CASSVILLE, Wis. — Proponents of a new Mississippi River bridge crossing see opportunity in a proposed federal spending package that would pump more than $1.7 trillion into infrastructure.
To increase its chances of selection if Congress signs off on the plan, members of the Badger-Hawkeye Bridge Coalition are petitioning Wisconsin state lawmakers to appropriate funds to partially finance a $2 million feasibility study.
“With infrastructure being talked about at the federal level … we would like to be able to latch on and finally get a bridge crossing in Cassville,” said Lance Wamsley, co-founder of the coalition. “We’re trying to economically revitalize parts of southwest Wisconsin and northeast Iowa by bridging the gap.”
The bill, introduced by Sen. Howard Marklein, R-Spring Green, would provide the Wisconsin Department of Transportation with up to $1 million in general purpose revenue to finance half the study, contingent on a match from the Iowa Department of Transportation.
State Reps. Travis Tranel, R-Cuba City, and Todd Novak, R-Dodgeville, co-sponsored the Senate bill.
“If the feds … are going to open up the checkbook, it just makes sense to have projects that are in the queue,” Tranel said.
Proposals for a bridge crossing at Cassville have been discussed since the late 1920s, Wamsley said, but a bridge has not been prioritized. Currently, a seasonal ferry provides access to motorists, who must otherwise go to Dubuque or Prairie du Chien to cross the river.
Most river crossings occur just 30 to 35 miles apart, Wamsley said, so Cassville represents a desired halfway point.
The bridge would span the site of the former Nelson Dewey Generating Station to the current ferry landing on Oak Road east of Millville, Iowa.
Students at University of Wisconsin-Platteville studying the project estimated that constructing the bridge in 2025 would cost more than $200 million. But the investment would pay dividends, said Joe Ploessl, president of Cassville Economic Development Corp.

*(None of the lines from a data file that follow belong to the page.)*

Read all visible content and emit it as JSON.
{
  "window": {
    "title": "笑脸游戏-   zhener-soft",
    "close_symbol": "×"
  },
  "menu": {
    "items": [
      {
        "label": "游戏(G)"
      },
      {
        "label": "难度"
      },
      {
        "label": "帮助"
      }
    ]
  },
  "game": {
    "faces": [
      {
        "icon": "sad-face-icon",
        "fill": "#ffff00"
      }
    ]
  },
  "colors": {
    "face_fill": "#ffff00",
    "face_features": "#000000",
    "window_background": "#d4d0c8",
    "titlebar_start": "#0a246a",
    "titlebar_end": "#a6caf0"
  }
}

Not only could the Village of Cassville become an intermodal transport hub with its existing barge and rail access, he said, but those communities stretching from Dyersville, Iowa, to Muscoda could become an economic corridor through which agricultural products and tourists flow.
“It will work both ways,” said Darla Kelchen, executive director of Clayton County (Iowa) Development Group.
UW-P students found that a bridge crossing would save users an average of 40 minutes of driving time, or 34 miles, roundtrip.
They predicted that if the bridge is completed by 2031, average daily traffic would increase from 2,784 trips to 3,150 over the following decade. Drivers cumulatively would see a cost savings of $86 million.
The bill has been referred to a Wisconsin Senate committee, but Marklein said even if it gains traction, its future depends on Iowa officials.
A representative from the Iowa DOT said the agency “has not allocated funding toward a feasibility study at this time.” Meanwhile, the Iowa legislative session has ended for the year.